4. They didn't associate food with guilt or shame.
When I was dieting, I would feel so guilty if I ever got “off track” with the plan, and that guilt usually fueled more overeating and more poor choices. While naturally thin people aren’t food saints that always eat what their bodies perfectly need, they don’t dwell on their poor choices either.
They may acknowledge that it wasn’t the best decision: “Wow, I probably didn’t need to eat that whole desert” but then, they drop it, they let it go, and trust themselves to continue making good decisions without needing to beat themselves up or feel guilty about that one poor choice.

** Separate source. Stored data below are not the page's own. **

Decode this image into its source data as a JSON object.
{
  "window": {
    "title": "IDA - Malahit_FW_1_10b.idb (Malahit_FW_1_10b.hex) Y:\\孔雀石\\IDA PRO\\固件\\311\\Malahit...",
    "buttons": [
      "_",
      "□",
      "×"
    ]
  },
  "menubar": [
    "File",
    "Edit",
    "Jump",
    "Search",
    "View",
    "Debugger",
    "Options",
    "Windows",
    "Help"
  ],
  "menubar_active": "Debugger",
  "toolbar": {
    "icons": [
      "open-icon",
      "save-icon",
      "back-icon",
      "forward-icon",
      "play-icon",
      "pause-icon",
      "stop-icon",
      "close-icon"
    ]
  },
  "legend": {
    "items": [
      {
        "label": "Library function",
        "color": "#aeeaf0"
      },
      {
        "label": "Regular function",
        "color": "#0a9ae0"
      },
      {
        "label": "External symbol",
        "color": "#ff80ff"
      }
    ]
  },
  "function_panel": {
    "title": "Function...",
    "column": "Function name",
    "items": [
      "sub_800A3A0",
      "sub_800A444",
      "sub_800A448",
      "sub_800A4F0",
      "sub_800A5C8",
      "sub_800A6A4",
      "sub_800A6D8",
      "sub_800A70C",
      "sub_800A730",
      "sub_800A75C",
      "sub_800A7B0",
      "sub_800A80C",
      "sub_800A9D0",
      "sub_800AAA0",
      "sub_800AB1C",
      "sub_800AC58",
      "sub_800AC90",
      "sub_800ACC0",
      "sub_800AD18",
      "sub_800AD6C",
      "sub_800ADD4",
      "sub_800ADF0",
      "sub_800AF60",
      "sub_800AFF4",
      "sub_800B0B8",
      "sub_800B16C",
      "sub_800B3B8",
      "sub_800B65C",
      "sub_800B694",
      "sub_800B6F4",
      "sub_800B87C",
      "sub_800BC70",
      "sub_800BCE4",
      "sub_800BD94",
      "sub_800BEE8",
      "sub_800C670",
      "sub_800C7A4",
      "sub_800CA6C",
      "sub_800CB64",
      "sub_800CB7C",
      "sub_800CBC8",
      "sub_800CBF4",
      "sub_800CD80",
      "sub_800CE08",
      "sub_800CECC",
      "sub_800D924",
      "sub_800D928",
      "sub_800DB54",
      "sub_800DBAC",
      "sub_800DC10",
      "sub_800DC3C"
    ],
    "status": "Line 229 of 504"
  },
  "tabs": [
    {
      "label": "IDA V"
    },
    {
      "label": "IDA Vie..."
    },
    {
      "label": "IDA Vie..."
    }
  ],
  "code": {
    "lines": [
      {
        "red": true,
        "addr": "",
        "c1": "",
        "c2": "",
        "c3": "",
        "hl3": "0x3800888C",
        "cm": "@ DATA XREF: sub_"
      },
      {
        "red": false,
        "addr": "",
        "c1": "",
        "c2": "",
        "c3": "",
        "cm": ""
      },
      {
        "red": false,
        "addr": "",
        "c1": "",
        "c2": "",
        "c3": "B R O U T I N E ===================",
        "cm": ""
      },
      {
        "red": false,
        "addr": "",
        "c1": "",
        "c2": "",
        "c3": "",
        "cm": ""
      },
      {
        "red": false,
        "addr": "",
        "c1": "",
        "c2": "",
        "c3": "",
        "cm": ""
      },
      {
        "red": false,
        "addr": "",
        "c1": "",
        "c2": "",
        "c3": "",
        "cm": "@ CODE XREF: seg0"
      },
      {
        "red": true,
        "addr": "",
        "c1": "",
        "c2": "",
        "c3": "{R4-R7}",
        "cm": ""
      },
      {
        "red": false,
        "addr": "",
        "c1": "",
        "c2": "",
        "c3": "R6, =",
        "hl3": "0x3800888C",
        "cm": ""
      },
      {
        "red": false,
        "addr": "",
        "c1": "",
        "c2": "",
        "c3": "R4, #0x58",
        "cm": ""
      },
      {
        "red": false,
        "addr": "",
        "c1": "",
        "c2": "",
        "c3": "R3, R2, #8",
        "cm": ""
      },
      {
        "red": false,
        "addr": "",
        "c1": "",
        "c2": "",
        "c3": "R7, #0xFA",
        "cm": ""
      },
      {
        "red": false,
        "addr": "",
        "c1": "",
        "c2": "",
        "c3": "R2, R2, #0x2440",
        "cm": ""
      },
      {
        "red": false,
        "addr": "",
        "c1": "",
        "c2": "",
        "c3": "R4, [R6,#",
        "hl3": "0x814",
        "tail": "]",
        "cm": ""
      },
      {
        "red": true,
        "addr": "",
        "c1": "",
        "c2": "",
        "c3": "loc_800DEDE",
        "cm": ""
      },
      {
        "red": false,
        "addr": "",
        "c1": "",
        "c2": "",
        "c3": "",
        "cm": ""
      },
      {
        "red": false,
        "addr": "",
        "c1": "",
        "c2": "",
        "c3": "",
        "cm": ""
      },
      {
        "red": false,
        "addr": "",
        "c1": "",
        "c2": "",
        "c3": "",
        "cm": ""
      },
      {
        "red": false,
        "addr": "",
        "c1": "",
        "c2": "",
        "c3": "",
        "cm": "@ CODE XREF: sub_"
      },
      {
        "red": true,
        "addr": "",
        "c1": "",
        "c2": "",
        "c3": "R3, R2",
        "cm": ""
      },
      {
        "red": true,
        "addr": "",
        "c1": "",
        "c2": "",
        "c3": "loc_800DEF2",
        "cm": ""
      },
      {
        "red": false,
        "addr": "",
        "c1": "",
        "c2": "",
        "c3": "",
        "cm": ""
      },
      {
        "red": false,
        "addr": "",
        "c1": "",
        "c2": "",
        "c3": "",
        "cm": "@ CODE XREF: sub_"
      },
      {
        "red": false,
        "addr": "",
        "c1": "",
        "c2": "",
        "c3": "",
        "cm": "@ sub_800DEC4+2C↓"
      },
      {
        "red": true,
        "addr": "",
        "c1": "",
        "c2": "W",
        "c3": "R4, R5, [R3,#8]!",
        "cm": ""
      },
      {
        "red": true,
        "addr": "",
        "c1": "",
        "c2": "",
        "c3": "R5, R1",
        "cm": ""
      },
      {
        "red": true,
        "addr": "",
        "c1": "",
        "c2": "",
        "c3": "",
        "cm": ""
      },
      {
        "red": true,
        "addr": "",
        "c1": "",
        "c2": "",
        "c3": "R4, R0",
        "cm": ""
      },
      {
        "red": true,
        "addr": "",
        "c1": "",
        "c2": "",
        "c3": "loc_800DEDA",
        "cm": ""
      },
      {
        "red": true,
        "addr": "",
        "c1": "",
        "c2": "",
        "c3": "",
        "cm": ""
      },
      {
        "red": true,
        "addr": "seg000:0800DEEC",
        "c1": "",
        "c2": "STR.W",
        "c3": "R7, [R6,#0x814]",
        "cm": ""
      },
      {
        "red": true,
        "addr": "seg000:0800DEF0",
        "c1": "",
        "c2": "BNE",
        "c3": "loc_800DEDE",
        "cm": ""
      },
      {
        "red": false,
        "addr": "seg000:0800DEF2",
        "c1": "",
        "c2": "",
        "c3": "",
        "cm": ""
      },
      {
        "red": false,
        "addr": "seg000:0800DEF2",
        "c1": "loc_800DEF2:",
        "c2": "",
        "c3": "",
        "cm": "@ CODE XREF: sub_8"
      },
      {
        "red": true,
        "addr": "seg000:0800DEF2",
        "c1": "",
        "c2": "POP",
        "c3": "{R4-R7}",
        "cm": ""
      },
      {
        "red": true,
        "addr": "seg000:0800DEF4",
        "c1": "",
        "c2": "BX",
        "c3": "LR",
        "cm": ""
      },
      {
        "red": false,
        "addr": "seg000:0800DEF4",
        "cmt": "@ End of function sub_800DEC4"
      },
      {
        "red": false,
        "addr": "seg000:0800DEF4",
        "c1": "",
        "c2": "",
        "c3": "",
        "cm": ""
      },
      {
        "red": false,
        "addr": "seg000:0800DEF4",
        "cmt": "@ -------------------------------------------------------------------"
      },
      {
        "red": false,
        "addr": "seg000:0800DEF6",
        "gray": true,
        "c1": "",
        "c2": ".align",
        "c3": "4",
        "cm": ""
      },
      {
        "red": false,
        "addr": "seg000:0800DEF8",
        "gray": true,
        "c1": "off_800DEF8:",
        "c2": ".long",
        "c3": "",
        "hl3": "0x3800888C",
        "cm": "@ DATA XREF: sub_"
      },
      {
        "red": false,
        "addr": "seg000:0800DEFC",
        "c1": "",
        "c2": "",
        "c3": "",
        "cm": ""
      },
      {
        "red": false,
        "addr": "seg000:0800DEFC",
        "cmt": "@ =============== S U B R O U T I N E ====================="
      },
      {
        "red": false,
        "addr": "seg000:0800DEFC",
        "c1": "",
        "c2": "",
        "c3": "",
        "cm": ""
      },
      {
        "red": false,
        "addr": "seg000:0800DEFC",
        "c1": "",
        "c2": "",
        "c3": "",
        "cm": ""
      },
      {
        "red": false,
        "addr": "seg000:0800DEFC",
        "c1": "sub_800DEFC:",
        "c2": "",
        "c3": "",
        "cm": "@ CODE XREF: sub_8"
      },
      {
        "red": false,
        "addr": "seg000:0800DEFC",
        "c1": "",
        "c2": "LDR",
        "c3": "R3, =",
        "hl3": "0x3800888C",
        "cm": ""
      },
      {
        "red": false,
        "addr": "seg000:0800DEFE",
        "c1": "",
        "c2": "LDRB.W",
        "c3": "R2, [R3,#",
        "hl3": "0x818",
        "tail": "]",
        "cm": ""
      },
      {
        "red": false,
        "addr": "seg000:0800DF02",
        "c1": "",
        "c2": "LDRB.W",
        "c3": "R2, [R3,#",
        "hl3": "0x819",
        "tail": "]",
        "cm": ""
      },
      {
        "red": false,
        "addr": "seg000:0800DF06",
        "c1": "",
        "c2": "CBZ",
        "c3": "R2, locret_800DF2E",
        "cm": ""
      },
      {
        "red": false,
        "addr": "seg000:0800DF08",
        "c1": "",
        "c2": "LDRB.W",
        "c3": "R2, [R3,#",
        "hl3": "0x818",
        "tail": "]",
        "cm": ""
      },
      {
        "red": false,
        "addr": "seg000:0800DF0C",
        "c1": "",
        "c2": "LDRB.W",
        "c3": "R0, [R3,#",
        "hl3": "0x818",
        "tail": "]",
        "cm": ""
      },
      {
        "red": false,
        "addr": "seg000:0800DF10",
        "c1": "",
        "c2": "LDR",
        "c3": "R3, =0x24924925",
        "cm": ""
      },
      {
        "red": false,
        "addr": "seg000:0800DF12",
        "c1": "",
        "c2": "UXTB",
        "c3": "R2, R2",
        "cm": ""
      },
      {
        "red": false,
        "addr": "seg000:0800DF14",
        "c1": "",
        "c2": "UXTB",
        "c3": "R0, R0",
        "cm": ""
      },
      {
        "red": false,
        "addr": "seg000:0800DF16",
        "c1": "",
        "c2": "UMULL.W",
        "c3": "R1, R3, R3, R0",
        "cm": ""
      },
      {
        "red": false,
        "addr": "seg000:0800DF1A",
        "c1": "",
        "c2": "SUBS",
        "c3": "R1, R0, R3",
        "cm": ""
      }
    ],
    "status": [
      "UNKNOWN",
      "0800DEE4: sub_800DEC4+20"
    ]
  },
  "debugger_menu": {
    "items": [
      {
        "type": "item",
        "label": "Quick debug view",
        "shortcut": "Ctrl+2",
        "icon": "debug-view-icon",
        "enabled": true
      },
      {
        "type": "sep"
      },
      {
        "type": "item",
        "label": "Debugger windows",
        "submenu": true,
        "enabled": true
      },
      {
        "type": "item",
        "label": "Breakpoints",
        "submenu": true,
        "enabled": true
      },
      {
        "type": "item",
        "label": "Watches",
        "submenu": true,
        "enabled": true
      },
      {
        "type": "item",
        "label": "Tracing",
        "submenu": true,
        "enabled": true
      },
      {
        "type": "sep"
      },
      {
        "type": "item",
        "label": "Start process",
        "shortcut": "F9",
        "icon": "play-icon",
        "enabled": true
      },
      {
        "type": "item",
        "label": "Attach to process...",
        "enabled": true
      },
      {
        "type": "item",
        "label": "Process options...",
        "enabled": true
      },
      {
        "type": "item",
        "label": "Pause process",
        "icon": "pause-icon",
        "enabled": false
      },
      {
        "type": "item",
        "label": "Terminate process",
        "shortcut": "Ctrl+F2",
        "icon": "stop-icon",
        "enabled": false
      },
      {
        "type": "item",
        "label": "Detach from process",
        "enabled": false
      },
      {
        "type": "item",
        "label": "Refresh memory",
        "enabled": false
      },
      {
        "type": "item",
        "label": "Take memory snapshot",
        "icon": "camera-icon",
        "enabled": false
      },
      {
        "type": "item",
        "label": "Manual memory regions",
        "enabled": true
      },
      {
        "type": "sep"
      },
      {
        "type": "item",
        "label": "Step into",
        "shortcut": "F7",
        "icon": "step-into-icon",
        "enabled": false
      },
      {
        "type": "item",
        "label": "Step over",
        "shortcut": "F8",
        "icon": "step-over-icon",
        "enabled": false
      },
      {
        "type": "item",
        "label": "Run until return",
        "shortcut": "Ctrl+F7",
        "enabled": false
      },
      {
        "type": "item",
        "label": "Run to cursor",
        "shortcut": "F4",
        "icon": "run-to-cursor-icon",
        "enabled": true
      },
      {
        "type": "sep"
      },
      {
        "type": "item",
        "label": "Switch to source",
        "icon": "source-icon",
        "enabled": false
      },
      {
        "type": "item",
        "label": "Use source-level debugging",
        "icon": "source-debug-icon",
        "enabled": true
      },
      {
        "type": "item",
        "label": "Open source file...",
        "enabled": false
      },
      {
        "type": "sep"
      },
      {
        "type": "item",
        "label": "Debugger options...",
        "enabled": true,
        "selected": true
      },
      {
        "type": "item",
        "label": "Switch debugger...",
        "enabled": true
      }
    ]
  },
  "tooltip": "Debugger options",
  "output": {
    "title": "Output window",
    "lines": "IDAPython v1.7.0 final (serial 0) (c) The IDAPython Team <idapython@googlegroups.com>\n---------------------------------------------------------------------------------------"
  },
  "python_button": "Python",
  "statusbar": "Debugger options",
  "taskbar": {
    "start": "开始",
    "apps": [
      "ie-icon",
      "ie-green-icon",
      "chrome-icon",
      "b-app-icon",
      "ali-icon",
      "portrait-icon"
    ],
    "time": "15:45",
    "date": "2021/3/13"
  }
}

5. They found happiness outside of food.
One significant reason I struggled with weight in the first place was because I used food as a replacement for what I really needed. When I was unhappy, I ate. When I was stressed, I ate. When I was lonely, bored, depressed, I ate. What I noticed with each of my naturally thin friends is that they never used food as a substitute for what they really needed.
Yes, food was a pleasurable and enjoyable experience, but they never used it to make themselves happy. If something wasn’t working well for them, they had the courage to address the problems head on, and create happy, meaningful lives that didn’t require food as a crutch for happiness.
By adopting these attitudes and behaviors, I saw dramatic changes in all aspects of my life. My happiness increased because I no longer relied on my weight to decide if I would be happy or not. I stopped fighting with my body and started listening to it. I lost weight seemingly effortlessly, and I can truly say that I have become a naturally thin and healthy person myself.